Directed by Michael Barker-Caven the production has been adapted by acclaimed playwright Anne-Marie Casey.
Tom Canton takes on the brooding lead role of Heathcliff while Kate Brennan - daughter of thespian Stephen Brennan and 'Fair City' actress Martina Stanley - plays Catherine.
"It's like a ghost story," Brennan said. "I really connected to the raw passion. I never really do stuff in this period so it's fun to wear corsets and dresses with big skirts for a change." (Kirsty Blake Knox)
Jane Eyre is one of seven life-changing books for MyDaily:
3. Jane Eyre – Charlotte Brontë. This gothic novel tells the story of Jane Eyre, one of the most independent female protagonists in literary history. The story follows her journey from her loveless home to the grand Thornfield Hall where she works as a governess. She finds herself falling in love with her employer Rochester only to face the ultimate dilemma. Jane Eyre was written in 1847 and dazzled readers with its intimate voice and portrayal of a young woman's search for equality and freedom. (Tara King)
Svenska Dagbladet (Sweden) reviews Eleanor Catton's The Luminaries:
Men till skillnad från den viktorianska romanen à la Brontë eller Dickens – på vilken ”Himlakroppar” får sägas vara en pastisch – finns hos Catton ingen moraliserande slutsats att hämta. Det tycks i slutändan framför allt vara en postmodern berättelse om verklighetsåtergivningens svårigheter, ett slags genreparodi på den realistiska roman som vill synliggöra tillvaron från alla dess skilda perspektiv. (Viola Bao) (Translation)
This is how Vulture describes the song Chocolate by Giraffage:
Damn, this song is pleasant. It sounds like the soundtrack of a video game about a polar bear who just drifts lazily down an icy, yet calm, river. Periodically, fish jump into her mouth, and she eats them clean, pulling out the bones (Heathcliff-style). (JDF
Eloquent Codex posts about Wuthering Heights.

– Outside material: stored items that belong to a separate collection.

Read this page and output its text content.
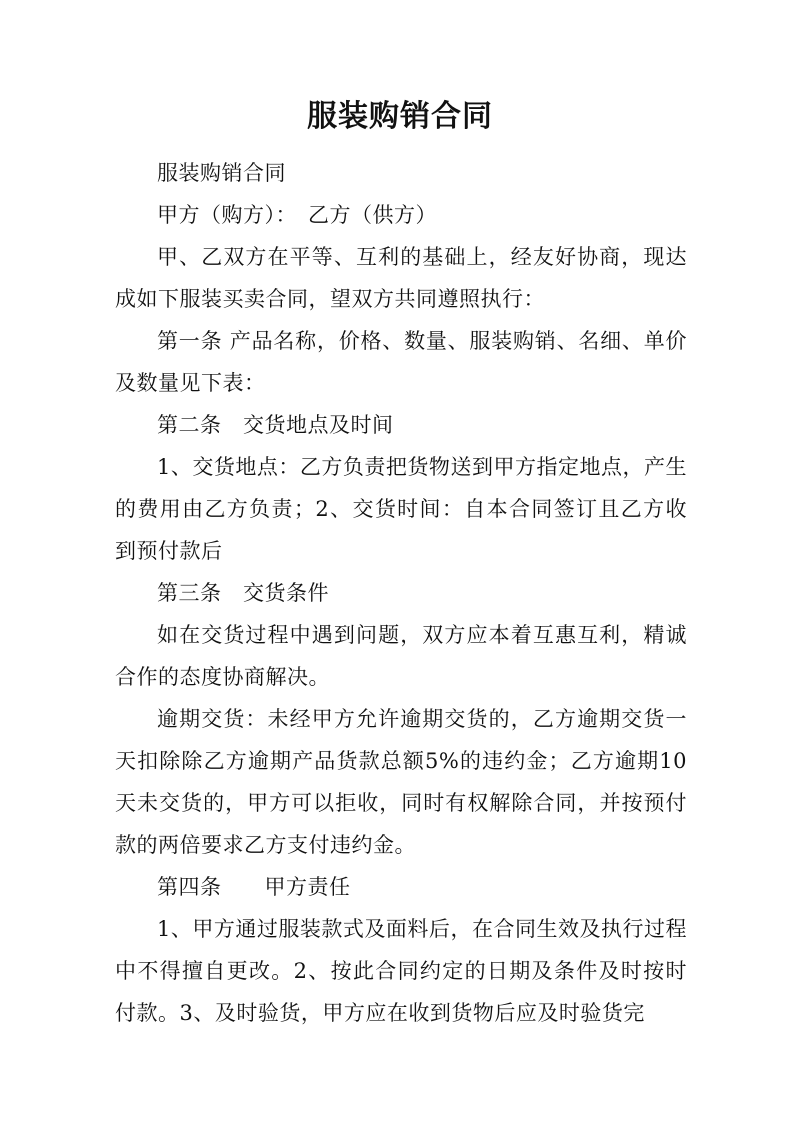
服装购销合同

服装购销合同

甲方（购方）：　乙方（供方）

甲、乙双方在平等、互利的基础上，经友好协商，现达成如下服装买卖合同，望双方共同遵照执行：

第一条 产品名称，价格、数量、服装购销、名细、单价及数量见下表：

第二条　交货地点及时间

1、交货地点：乙方负责把货物送到甲方指定地点，产生的费用由乙方负责；2、交货时间：自本合同签订且乙方收到预付款后

第三条　交货条件

如在交货过程中遇到问题，双方应本着互惠互利，精诚合作的态度协商解决。

逾期交货：未经甲方允许逾期交货的，乙方逾期交货一天扣除除乙方逾期产品货款总额5%的违约金；乙方逾期10天未交货的，甲方可以拒收，同时有权解除合同，并按预付款的两倍要求乙方支付违约金。

第四条　　甲方责任

1、甲方通过服装款式及面料后，在合同生效及执行过程中不得擅自更改。2、按此合同约定的日期及条件及时按时付款。3、及时验货，甲方应在收到货物后应及时验货完
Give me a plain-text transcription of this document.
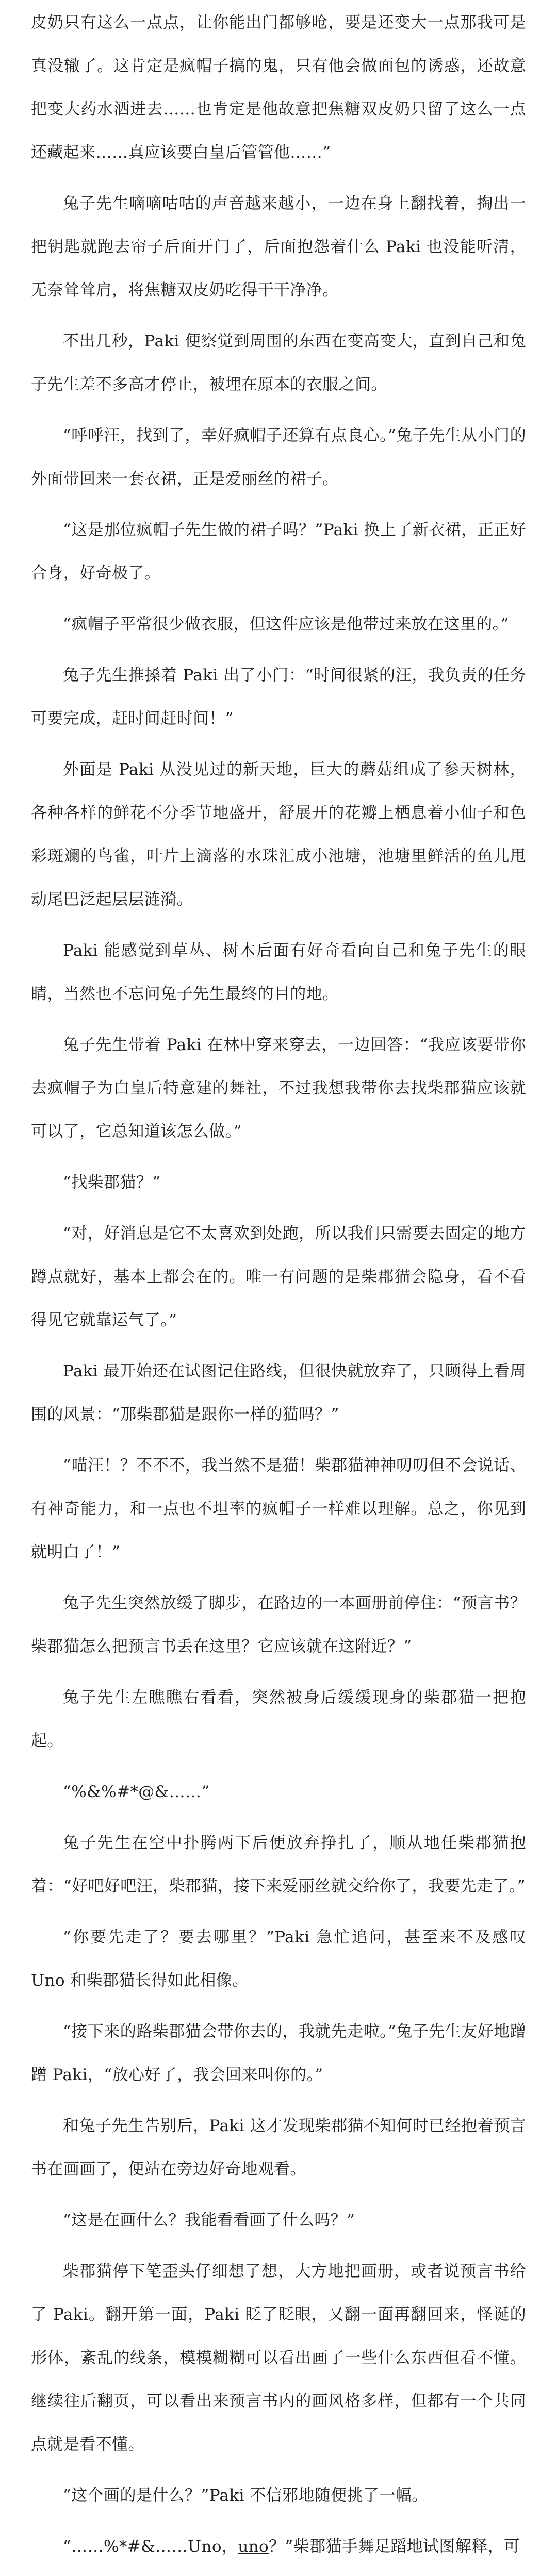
皮奶只有这么一点点，让你能出门都够呛，要是还变大一点那我可是真没辙了。这肯定是疯帽子搞的鬼，只有他会做面包的诱惑，还故意把变大药水洒进去……也肯定是他故意把焦糖双皮奶只留了这么一点还藏起来……真应该要白皇后管管他……”

兔子先生嘀嘀咕咕的声音越来越小，一边在身上翻找着，掏出一把钥匙就跑去帘子后面开门了，后面抱怨着什么 Paki 也没能听清，无奈耸耸肩，将焦糖双皮奶吃得干干净净。

不出几秒，Paki 便察觉到周围的东西在变高变大，直到自己和兔子先生差不多高才停止，被埋在原本的衣服之间。

“呼呼汪，找到了，幸好疯帽子还算有点良心。”兔子先生从小门的外面带回来一套衣裙，正是爱丽丝的裙子。

“这是那位疯帽子先生做的裙子吗？”Paki 换上了新衣裙，正正好合身，好奇极了。

“疯帽子平常很少做衣服，但这件应该是他带过来放在这里的。”

兔子先生推搡着 Paki 出了小门：“时间很紧的汪，我负责的任务可要完成，赶时间赶时间！”

外面是 Paki 从没见过的新天地，巨大的蘑菇组成了参天树林，各种各样的鲜花不分季节地盛开，舒展开的花瓣上栖息着小仙子和色彩斑斓的鸟雀，叶片上滴落的水珠汇成小池塘，池塘里鲜活的鱼儿甩动尾巴泛起层层涟漪。

Paki 能感觉到草丛、树木后面有好奇看向自己和兔子先生的眼睛，当然也不忘问兔子先生最终的目的地。

兔子先生带着 Paki 在林中穿来穿去，一边回答：“我应该要带你去疯帽子为白皇后特意建的舞社，不过我想我带你去找柴郡猫应该就可以了，它总知道该怎么做。”

“找柴郡猫？”

“对，好消息是它不太喜欢到处跑，所以我们只需要去固定的地方蹲点就好，基本上都会在的。唯一有问题的是柴郡猫会隐身，看不看得见它就靠运气了。”

Paki 最开始还在试图记住路线，但很快就放弃了，只顾得上看周围的风景：“那柴郡猫是跟你一样的猫吗？”

“喵汪！？不不不，我当然不是猫！柴郡猫神神叨叨但不会说话、有神奇能力，和一点也不坦率的疯帽子一样难以理解。总之，你见到就明白了！”

兔子先生突然放缓了脚步，在路边的一本画册前停住：“预言书？柴郡猫怎么把预言书丢在这里？它应该就在这附近？”

兔子先生左瞧瞧右看看，突然被身后缓缓现身的柴郡猫一把抱起。

“%&%#*@&……”

兔子先生在空中扑腾两下后便放弃挣扎了，顺从地任柴郡猫抱着：“好吧好吧汪，柴郡猫，接下来爱丽丝就交给你了，我要先走了。”

“你要先走了？要去哪里？”Paki 急忙追问，甚至来不及感叹 Uno 和柴郡猫长得如此相像。

“接下来的路柴郡猫会带你去的，我就先走啦。”兔子先生友好地蹭蹭 Paki，“放心好了，我会回来叫你的。”

和兔子先生告别后，Paki 这才发现柴郡猫不知何时已经抱着预言书在画画了，便站在旁边好奇地观看。

“这是在画什么？我能看看画了什么吗？”

柴郡猫停下笔歪头仔细想了想，大方地把画册，或者说预言书给了 Paki。翻开第一面，Paki 眨了眨眼，又翻一面再翻回来，怪诞的形体，紊乱的线条，模模糊糊可以看出画了一些什么东西但看不懂。继续往后翻页，可以看出来预言书内的画风格多样，但都有一个共同点就是看不懂。

“这个画的是什么？”Paki 不信邪地随便挑了一幅。

“……%*#&……Uno，uno？”柴郡猫手舞足蹈地试图解释，可
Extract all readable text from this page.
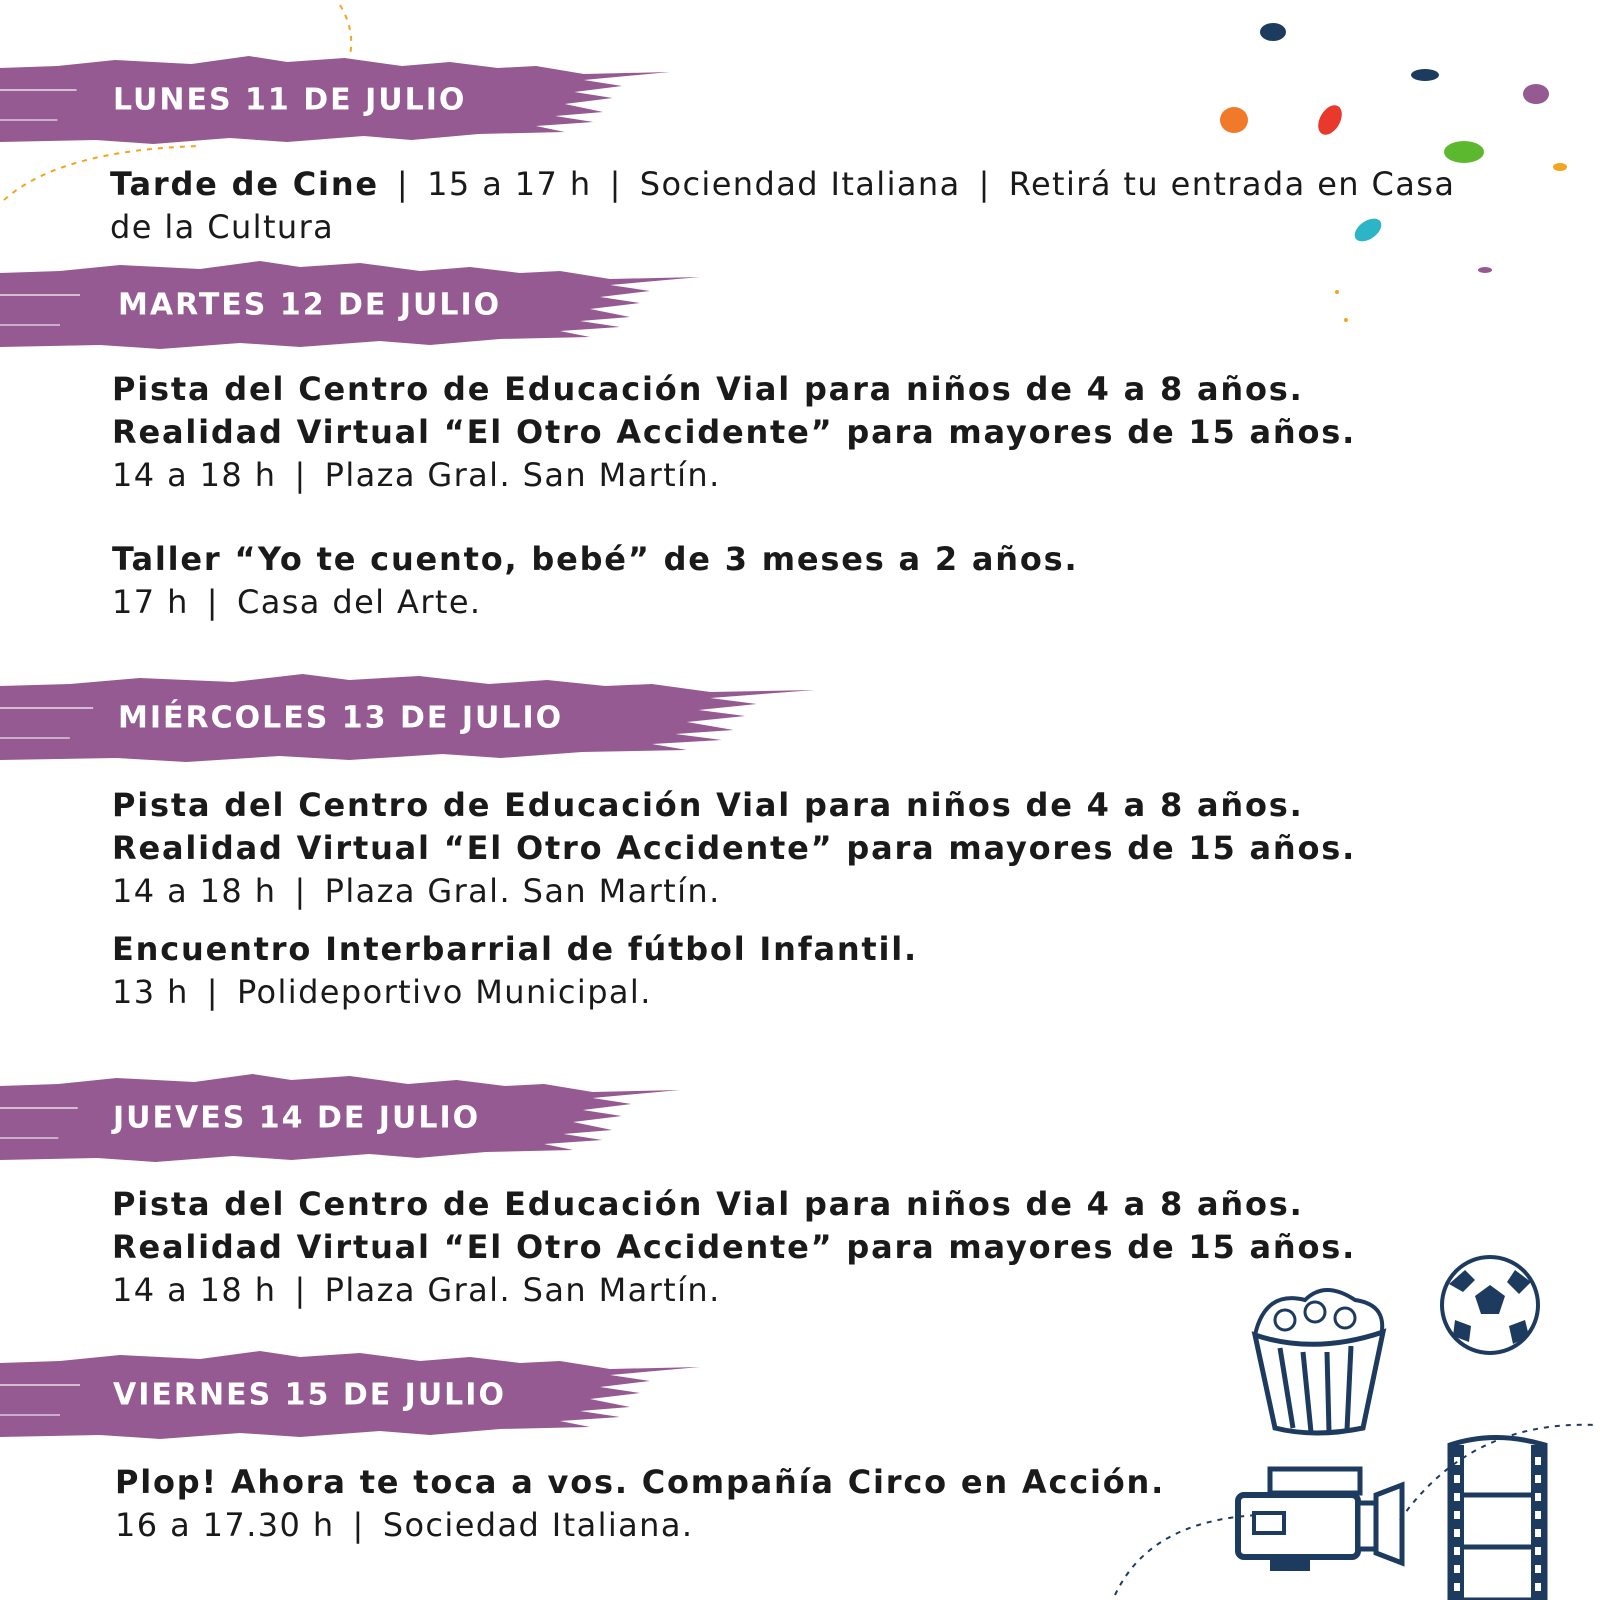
LUNES 11 DE JULIO
Tarde de Cine | 15 a 17 h | Sociendad Italiana | Retirá tu entrada en Casa
de la Cultura
MARTES 12 DE JULIO
Pista del Centro de Educación Vial para niños de 4 a 8 años.
Realidad Virtual “El Otro Accidente” para mayores de 15 años.
14 a 18 h | Plaza Gral. San Martín.
Taller “Yo te cuento, bebé” de 3 meses a 2 años.
17 h | Casa del Arte.
MIÉRCOLES 13 DE JULIO
Pista del Centro de Educación Vial para niños de 4 a 8 años.
Realidad Virtual “El Otro Accidente” para mayores de 15 años.
14 a 18 h | Plaza Gral. San Martín.
Encuentro Interbarrial de fútbol Infantil.
13 h | Polideportivo Municipal.
JUEVES 14 DE JULIO
Pista del Centro de Educación Vial para niños de 4 a 8 años.
Realidad Virtual “El Otro Accidente” para mayores de 15 años.
14 a 18 h | Plaza Gral. San Martín.
VIERNES 15 DE JULIO
Plop! Ahora te toca a vos. Compañía Circo en Acción.
16 a 17.30 h | Sociedad Italiana.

  1. Which adaptations of Jane and Wuthering Heights do you recommend? I watched most of the Jane adaptations last year, and liked the most recent best, with MIa Wasikowska. I've watched 3 Wuthering Heights so far, with Olivier, McShane, and Fiennes as Heathcliff. I'm not sure I've met my favorite adaptation yet. Only 7 yet to go, ha! Which ones should I not miss if I have to skip any before my book discussion on 11/30?

  2. We are not sure we have a favourite either, but be sure not to miss Luis Buñuel's Abismos de pasión and Andrea Arnold's Wuthering Heights. Their approaches are completely different and yet the spirit of the novel is clearly there, more so than in many more word-by-word adaptations.

  3. The more adaptations I watch, the more I like the 1939 Oberon/Olivier. I've had trouble laying hands on the Bunuel.My library system doesn't have it, my librarian friends were only able to locate a VHS copy I would have to go somewhere and watch. 5/6 of it are available on Youtube but without subtitles. I did watch the mostly wordless final scene, and found it more compelling than most of the "Heathcliff runs around dazed" endings of the other adaptations.

    My librarian friends found me a DVD of the 1978 miniseries, but not for Region 1, so I may not be able to watch that one, either. But I've watched seven, with three more to go, including the Arnold.